Hundreds of foreign women and children from Islamic State families in Iraq to be repatriated home

More than 1,300 foreign women and children, the families of Islamic State fighters, are being held at a camp for displaced people in northern Iraq, Iraqi officials said.

Hundreds of foreign women and children from Islamic State families in Iraq to be repatriated home

More than 1,300 foreign women and children, the families of Islamic State fighters, are being held at a camp for displaced people in northern Iraq, Iraqi officials said.

They said Sunday that the 1,333 individuals, from 14 countries, surrendered to Kurdish forces at the end of August after Iraqi forces drove the extremist group from the northern town of Tal Afar, near Mosul.

The military officials said the women and children will not be charged with crimes and will probably be repatriated to their home countries.

Most come from Central Asia, Russia and Turkey.

Tens of thousands of foreigners travelled to Iraq and Syria to live in the IS group's self-styled Islamic caliphate.

"We couldn't practise our religion in Azerbaijan. We couldn't wear the niqab because there were intelligence officers everywhere," said Feyruza, who is originally from Dagestan in Russia.

"We were told that in Iraq they had implemented Islam and we came here and it was true. We lived our lives as Muslims and we were very happy until the warplanes came and destroyed everything," she said.

She and other women said they had been living in Tal Afar since early 2015. They said they knew nothing about the group's widely publicised atrocities.

"We didn't see any killings. It didn't happen. Everything was according to the Koran and the Sunna. What we saw was the implementation of Islamic rule," said another woman named Aybenis, from Azerbaijan.

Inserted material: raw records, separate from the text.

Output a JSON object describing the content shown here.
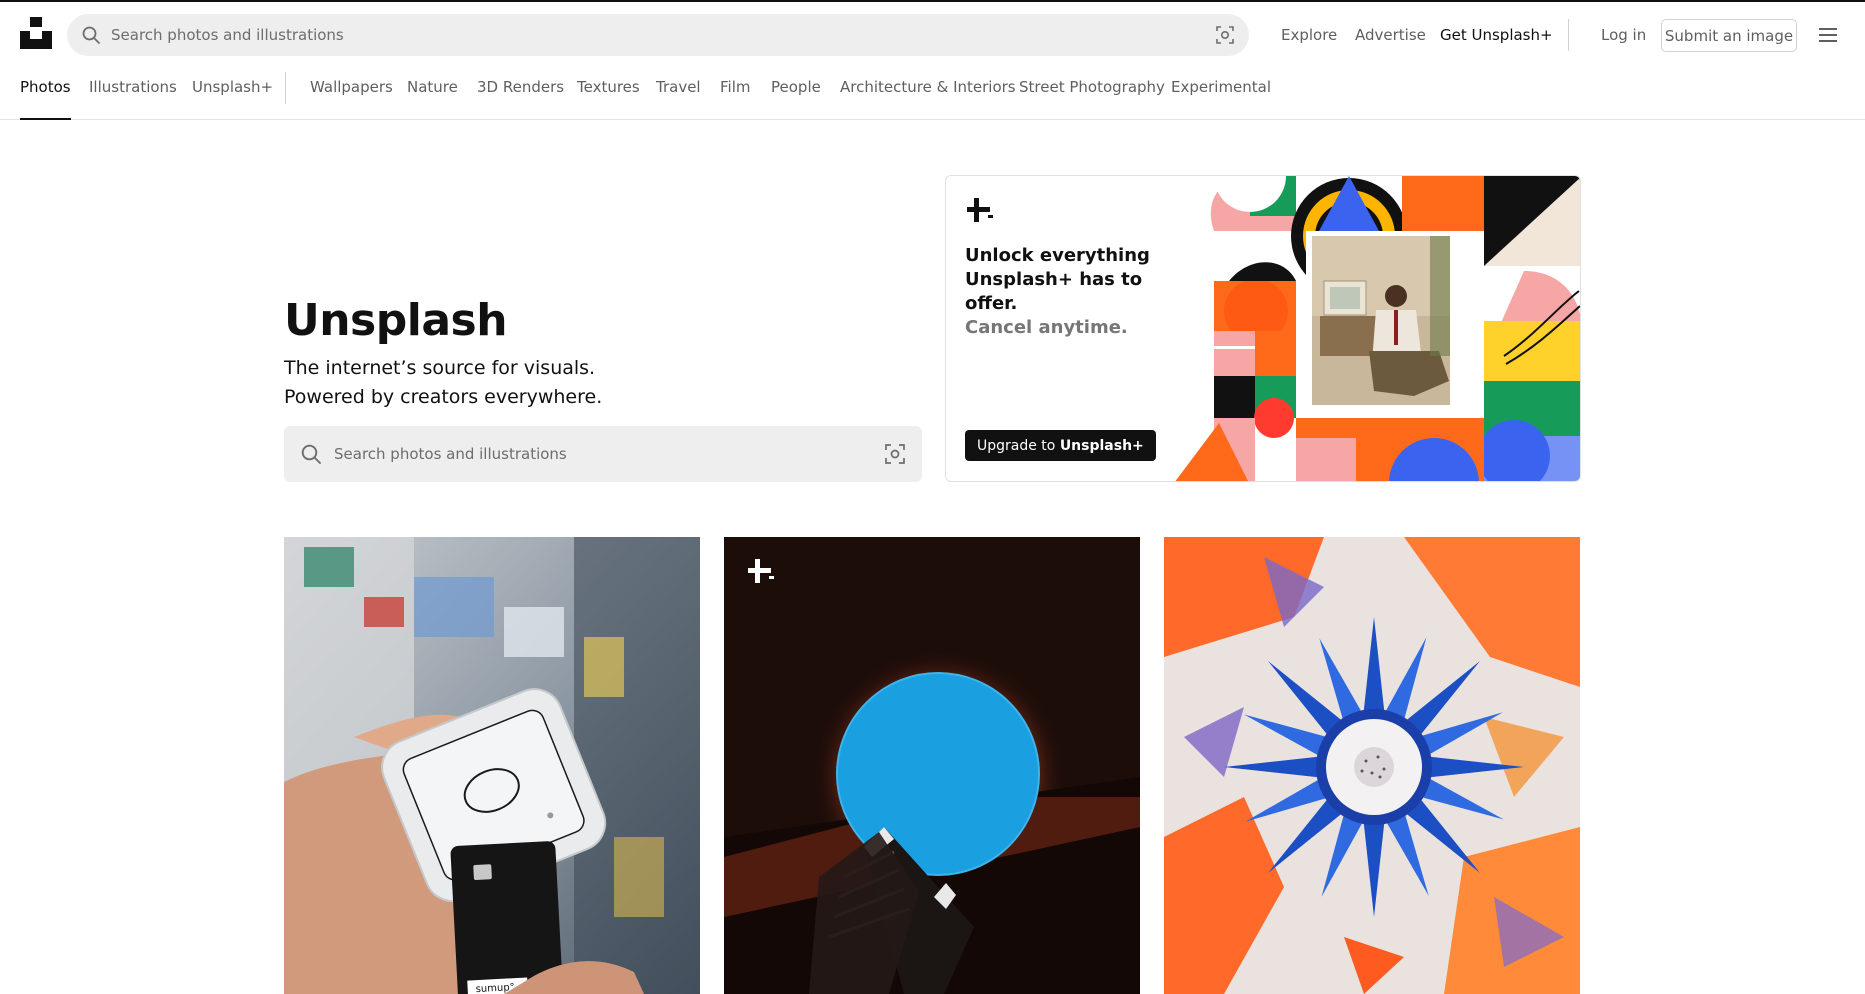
{
  "header": {
    "search_placeholder": "Search photos and illustrations",
    "nav": {
      "explore": "Explore",
      "advertise": "Advertise",
      "get_plus": "Get Unsplash+",
      "login": "Log in",
      "submit": "Submit an image"
    }
  },
  "categories": {
    "primary": [
      "Photos",
      "Illustrations",
      "Unsplash+"
    ],
    "topics": [
      "Wallpapers",
      "Nature",
      "3D Renders",
      "Textures",
      "Travel",
      "Film",
      "People",
      "Architecture & Interiors",
      "Street Photography",
      "Experimental"
    ],
    "active": "Photos"
  },
  "hero": {
    "title": "Unsplash",
    "subtitle_line1": "The internet’s source for visuals.",
    "subtitle_line2": "Powered by creators everywhere.",
    "search_placeholder": "Search photos and illustrations"
  },
  "promo": {
    "headline": "Unlock everything Unsplash+ has to offer.",
    "tagline": "Cancel anytime.",
    "button_prefix": "Upgrade to ",
    "button_brand": "Unsplash+"
  },
  "photos": {
    "card_label": "sumup°"
  },
  "icons": {
    "logo": "unsplash-logo-icon",
    "search": "search-icon",
    "visual_search": "visual-search-icon",
    "menu": "hamburger-menu-icon",
    "plus": "unsplash-plus-icon"
  },
  "colors": {
    "text_primary": "#111111",
    "text_secondary": "#5f5f5f",
    "search_bg": "#eeeeee",
    "border": "#d1d1d1"
  }
}
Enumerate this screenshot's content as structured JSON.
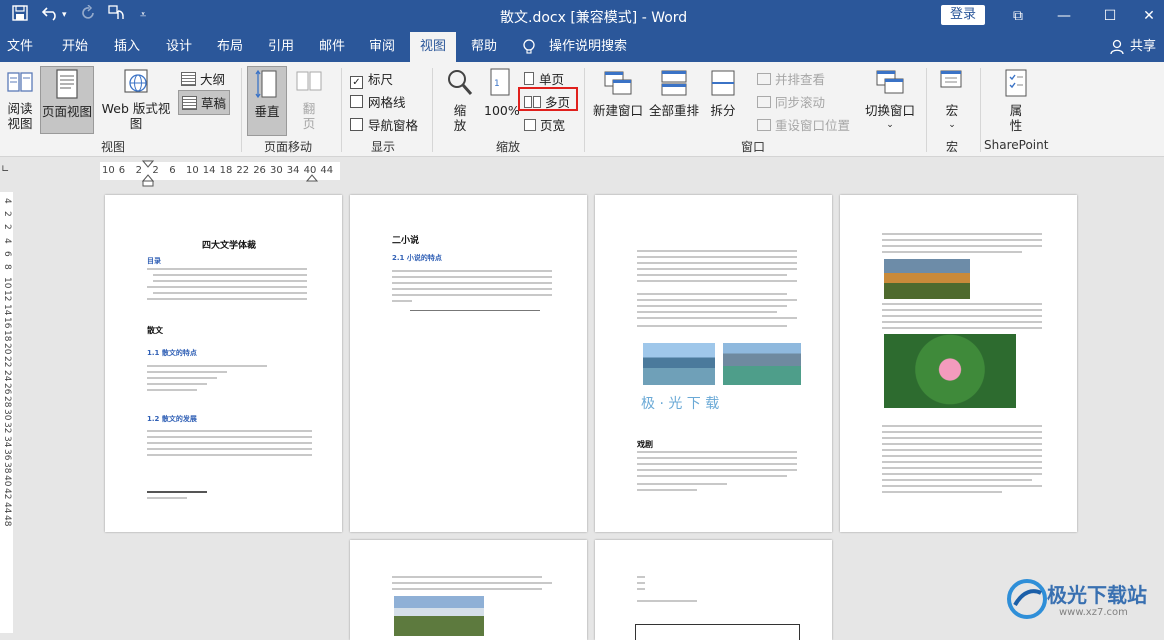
{
  "titlebar": {
    "title": "散文.docx [兼容模式]  -  Word",
    "login": "登录",
    "save_icon": "save-icon",
    "undo_icon": "undo-icon",
    "redo_icon": "redo-icon",
    "touch_icon": "touch-mode-icon",
    "customize_icon": "customize-icon",
    "minimize": "—",
    "maximize": "☐",
    "close": "✕",
    "ribbon_display": "⧉"
  },
  "tabs": [
    "文件",
    "开始",
    "插入",
    "设计",
    "布局",
    "引用",
    "邮件",
    "审阅",
    "视图",
    "帮助",
    "操作说明搜索"
  ],
  "share": "共享",
  "ribbon": {
    "views": {
      "read": "阅读\n视图",
      "print_layout": "页面视图",
      "web": "Web 版式视图",
      "outline": "大纲",
      "draft": "草稿",
      "label": "视图"
    },
    "page_move": {
      "vertical": "垂直",
      "flip": "翻\n页",
      "label": "页面移动"
    },
    "show": {
      "ruler": "标尺",
      "gridlines": "网格线",
      "nav_pane": "导航窗格",
      "label": "显示",
      "ruler_checked": true
    },
    "zoom": {
      "zoom": "缩\n放",
      "percent": "100%",
      "one_page": "单页",
      "multi_page": "多页",
      "page_width": "页宽",
      "label": "缩放"
    },
    "window": {
      "new_window": "新建窗口",
      "arrange_all": "全部重排",
      "split": "拆分",
      "side_by_side": "并排查看",
      "sync_scroll": "同步滚动",
      "reset_position": "重设窗口位置",
      "switch": "切换窗口",
      "label": "窗口"
    },
    "macros": {
      "label": "宏",
      "button": "宏"
    },
    "sharepoint": {
      "props": "属\n性",
      "label": "SharePoint"
    }
  },
  "ruler": {
    "h_ticks": [
      "10",
      "6",
      "2",
      "2",
      "6",
      "10",
      "14",
      "18",
      "22",
      "26",
      "30",
      "34",
      "40",
      "44"
    ],
    "v_ticks": [
      "4",
      "2",
      "2",
      "4",
      "6",
      "8",
      "10",
      "12",
      "14",
      "16",
      "18",
      "20",
      "22",
      "24",
      "26",
      "28",
      "30",
      "32",
      "34",
      "36",
      "38",
      "40",
      "42",
      "44",
      "48"
    ]
  },
  "pages": {
    "p1_title": "四大文学体裁",
    "p1_toc": "目录",
    "p1_h1": "散文",
    "p1_h2a": "1.1 散文的特点",
    "p1_h2b": "1.2 散文的发展",
    "p2_h1": "二小说",
    "p2_h2": "2.1 小说的特点",
    "p3_caption": "极 · 光 下 载",
    "p3_h": "戏剧"
  },
  "watermark": {
    "text": "极光下载站",
    "url": "www.xz7.com"
  }
}
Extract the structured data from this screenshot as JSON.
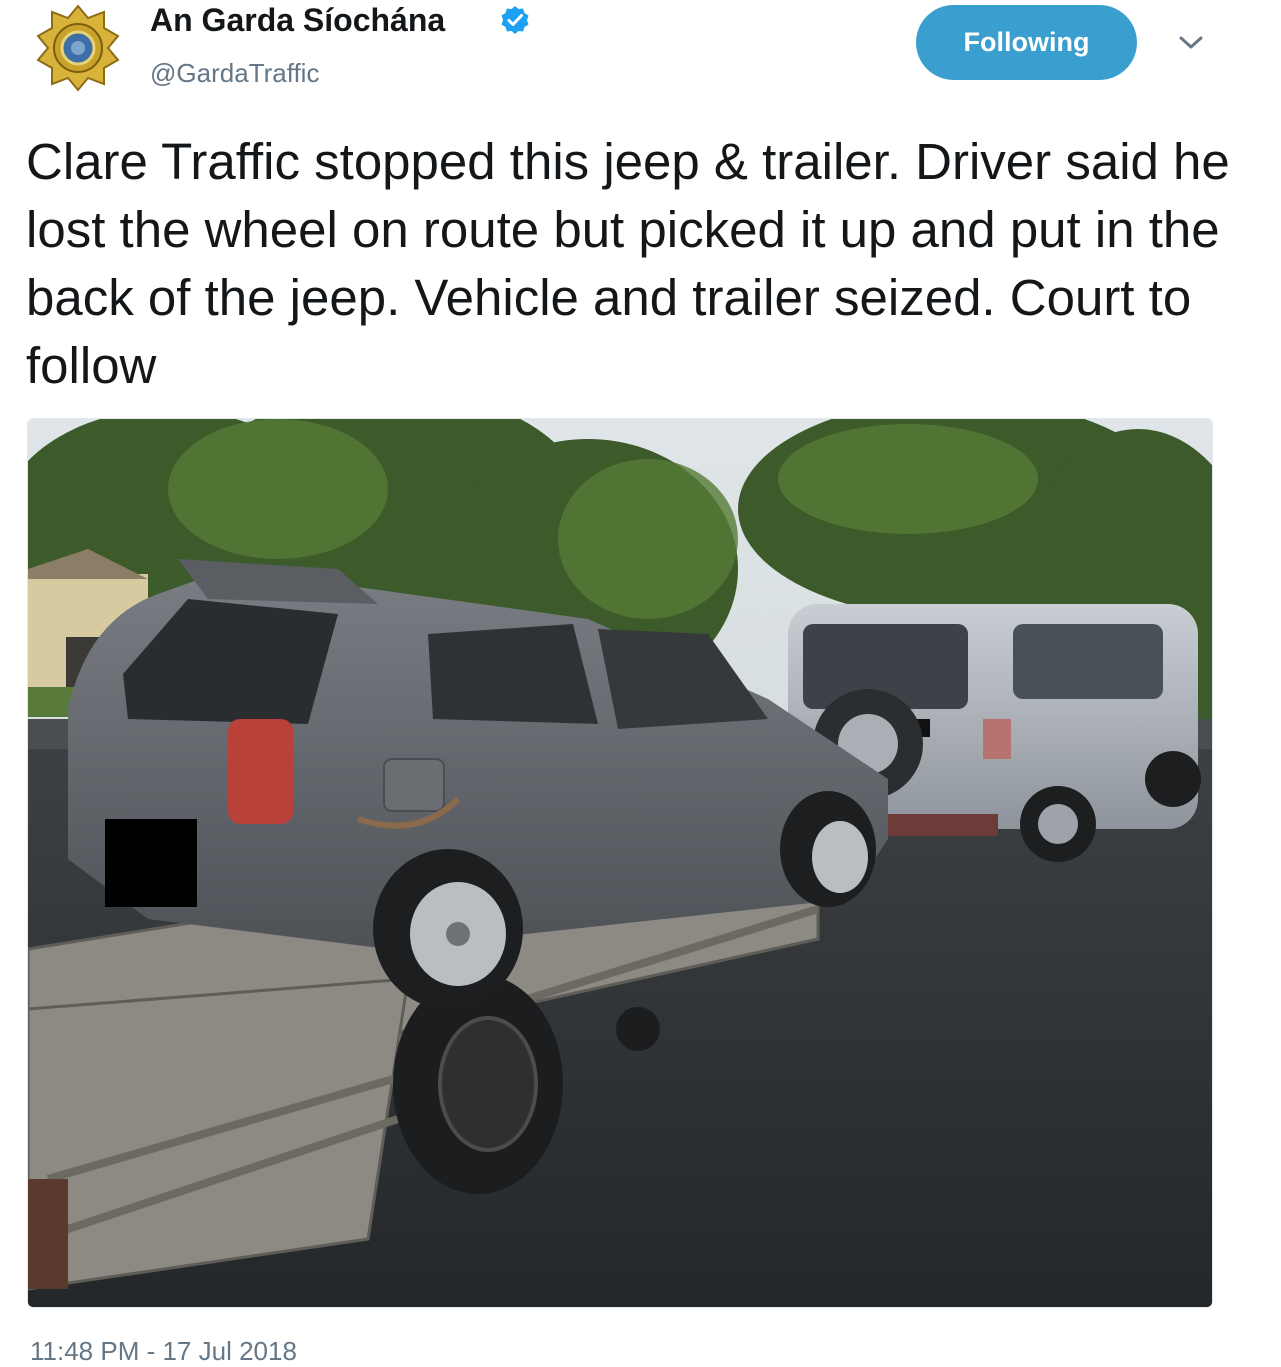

The women declined to give their last names out of security concerns.

The women said they lived well up until August, when Iraqi forces launched the operation to retake the town.

Their account of life under the militants is in sharp contrast to that offered by other residents of Tal Afar, who fled by the thousands in the months leading up to the operation because of severe shortages of food and other supplies.

The women and children are now living in tents and receiving aid from humanitarian groups.

They are among hundreds of thousands of Iraqis displaced by fighting over the past year. Iraqi forces recaptured Mosul, the country's second largest city, in July following a gruelling, nine-month campaign.

The women said they did not know the fate of their husbands, who surrendered to Kurdish forces separately.

Brigadier General Kamel Harki, a Kurdish commander, said some of the captured fighters were handed over to Iraqi authorities while others were killed after faking their surrender and then attacking their captors.